Section 154(1) - Disqualification to act as director on conviction for certain offences
- A person shall be disqualified to act as a director under the said section if the person is convicted of:
- any offence (whether in Singapore or elsewhere) involving fraud or dishonesty punishable with imprisonment for 3 months or more;
- any offence under Part XII of the Securities and Futures Act (Cap. 289); or the person is subject to the imposition of a civil penalty under section 232 of the Securities and Futures Act.
Section 155(1) - Disqualification to act as director for persistent default in relation to delivery of documents to Registrar
- A person has been persistently in default in relation to relevant requirements of this Act and that person, within a period of 5 years after he has last been adjudged guilty of any offence or has had made against him an order under section 13 or 399 in relation to any such relevant requirements of this Act, without the leave of the Court, cannot act as a director or promoter of, or is in any way directly or indirectly concerned or takes part in the management of a company. If found guilty, the person shall be liable on conviction to a fine not exceeding $10,000 or to imprisonment for a term not exceeding 2 years or to both.
Section 173A(1) - Failure to notify the Registrar of changes in the Register of directors, managers, secretaries and auditors
- Section 173A(1) states that a company shall by notice furnish to the Registrar -
- within 14 days after a person becomes a director, chief executive officer, secretary or auditor; and
- within 14 days after any change (e.g resignation of directors or secretaries) in the appointment of any director, chief executive officer, secretary or auditor.
- Failure to comply with any of the above sections is an offence under section 173H(1) of the Act and every officer of the company who is in default shall each be guilty of an offence and shall be liable on conviction to a fine not exceeding $5,000 and also to a default penalty.

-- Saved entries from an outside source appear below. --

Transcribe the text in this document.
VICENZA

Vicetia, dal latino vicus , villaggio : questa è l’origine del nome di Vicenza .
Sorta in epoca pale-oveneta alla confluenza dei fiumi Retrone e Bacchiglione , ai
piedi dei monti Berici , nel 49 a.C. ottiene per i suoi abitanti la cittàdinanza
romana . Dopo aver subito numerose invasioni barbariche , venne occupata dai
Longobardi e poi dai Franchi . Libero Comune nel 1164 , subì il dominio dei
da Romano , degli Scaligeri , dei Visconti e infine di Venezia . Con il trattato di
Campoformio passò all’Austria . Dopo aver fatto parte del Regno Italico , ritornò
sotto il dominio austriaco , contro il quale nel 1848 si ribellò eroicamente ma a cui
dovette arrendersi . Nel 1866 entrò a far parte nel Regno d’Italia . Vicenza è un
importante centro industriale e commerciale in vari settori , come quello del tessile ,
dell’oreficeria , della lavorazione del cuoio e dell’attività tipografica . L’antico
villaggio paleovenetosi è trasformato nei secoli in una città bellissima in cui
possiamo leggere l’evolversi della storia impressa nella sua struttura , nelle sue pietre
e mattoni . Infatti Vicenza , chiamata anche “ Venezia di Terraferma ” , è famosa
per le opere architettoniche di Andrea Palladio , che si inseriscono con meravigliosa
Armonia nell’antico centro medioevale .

Section 173E(1) and 173E(2) - Any director of a company who becomes disqualified from acting as director by virtue of section 148 or 155 or who resigns from office may himself give notice with the Registrar the return referred to in subsection (6) (a) if he has reasonable cause to believe that the company will not lodge the return with the Registrar.

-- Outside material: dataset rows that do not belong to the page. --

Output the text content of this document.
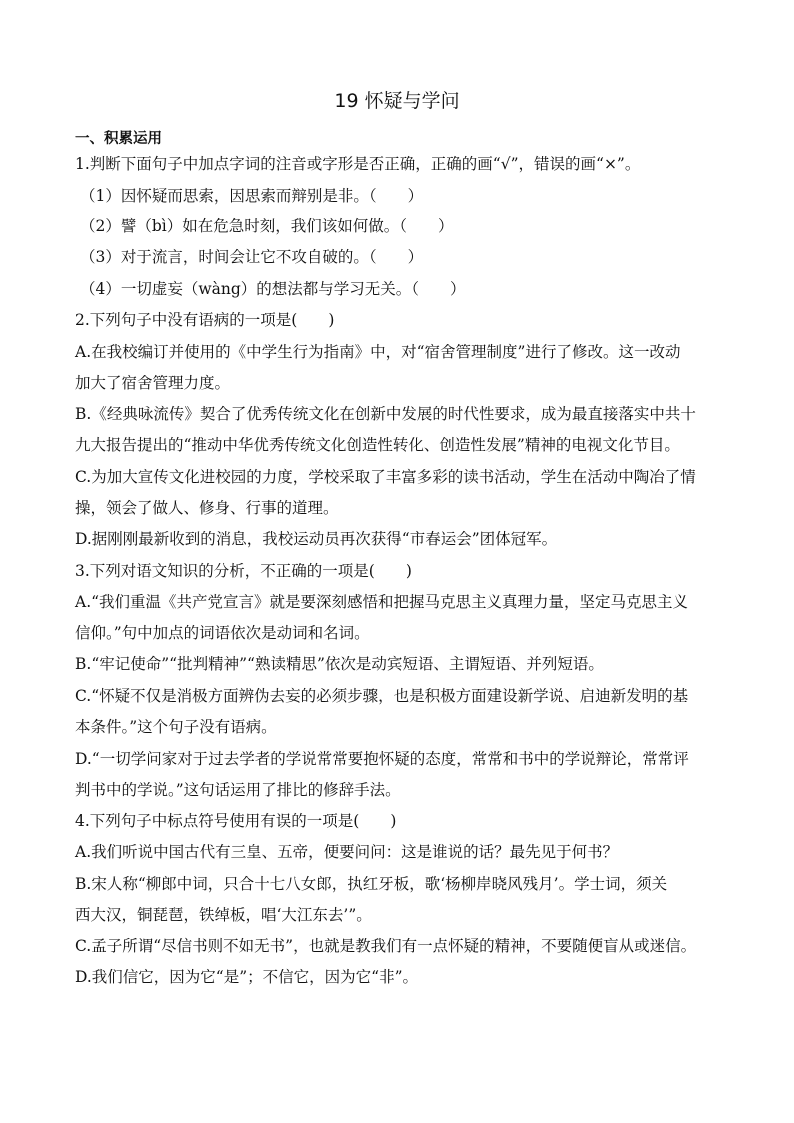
19 怀疑与学问
一、积累运用
1.判断下面句子中加点字词的注音或字形是否正确，正确的画“√”，错误的画“×”。
（1）因怀疑而思索，因思索而辩别是非。（　　）
（2）譬（bì）如在危急时刻，我们该如何做。（　　）
（3）对于流言，时间会让它不攻自破的。（　　）
（4）一切虚妄（wàng）的想法都与学习无关。（　　）
2.下列句子中没有语病的一项是(　　)
A.在我校编订并使用的《中学生行为指南》中，对“宿舍管理制度”进行了修改。这一改动
加大了宿舍管理力度。
B.《经典咏流传》契合了优秀传统文化在创新中发展的时代性要求，成为最直接落实中共十
九大报告提出的“推动中华优秀传统文化创造性转化、创造性发展”精神的电视文化节目。
C.为加大宣传文化进校园的力度，学校采取了丰富多彩的读书活动，学生在活动中陶冶了情
操，领会了做人、修身、行事的道理。
D.据刚刚最新收到的消息，我校运动员再次获得“市春运会”团体冠军。
3.下列对语文知识的分析，不正确的一项是(　　)
A.“我们重温《共产党宣言》就是要深刻感悟和把握马克思主义真理力量，坚定马克思主义
信仰。”句中加点的词语依次是动词和名词。
B.“牢记使命”“批判精神”“熟读精思”依次是动宾短语、主谓短语、并列短语。
C.“怀疑不仅是消极方面辨伪去妄的必须步骤，也是积极方面建设新学说、启迪新发明的基
本条件。”这个句子没有语病。
D.“一切学问家对于过去学者的学说常常要抱怀疑的态度，常常和书中的学说辩论，常常评
判书中的学说。”这句话运用了排比的修辞手法。
4.下列句子中标点符号使用有误的一项是(　　)
A.我们听说中国古代有三皇、五帝，便要问问：这是谁说的话？最先见于何书？
B.宋人称“柳郎中词，只合十七八女郎，执红牙板，歌‘杨柳岸晓风残月’。学士词，须关
西大汉，铜琵琶，铁绰板，唱‘大江东去’”。
C.孟子所谓“尽信书则不如无书”，也就是教我们有一点怀疑的精神，不要随便盲从或迷信。
D.我们信它，因为它“是”；不信它，因为它“非”。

Section 175 - Failure to hold the Annual General Meeting within the stipulated timeframe
Section 197 - Failure to lodge the Annual Return of the company within the stipulated timeframe
Section 401 - Providing a False and Misleading Statement
- 401(2) states that every person who in any return, report, certificate, balance-sheet, financial statements or other document required by or for the purposes of this Act wilfully makes or authorises the making of a statement false or misleading in any material particular knowing it to be false or misleading or wilfully omits or authorises the omission of any matter or thing without which the document is misleading in a material respect shall be guilty of an offence and shall be liable on conviction to a fine not exceeding $50,000 or to imprisonment for a term not exceeding 2 years or to both.
Section 405 - Penalty for carrying business without registering a corporation and for improper use of words Limited and Berhad (Unregistered entity)
- If any person -
- other than a foreign company, uses any name or title or trades or carries on business under any name or title which "Limited" or "Berhad" or any abbreviation, imitation, or translation of an of those words is the final word; or
- in any way holds out that the business is incorporated under this Act, that person shall, unless at the time the business was duly incorporated under this Act, be guilty of an offence and shall be liable on conviction to a fine not exceeding $50,000 or to imprisonment for a term not exceeding 2 years or to both.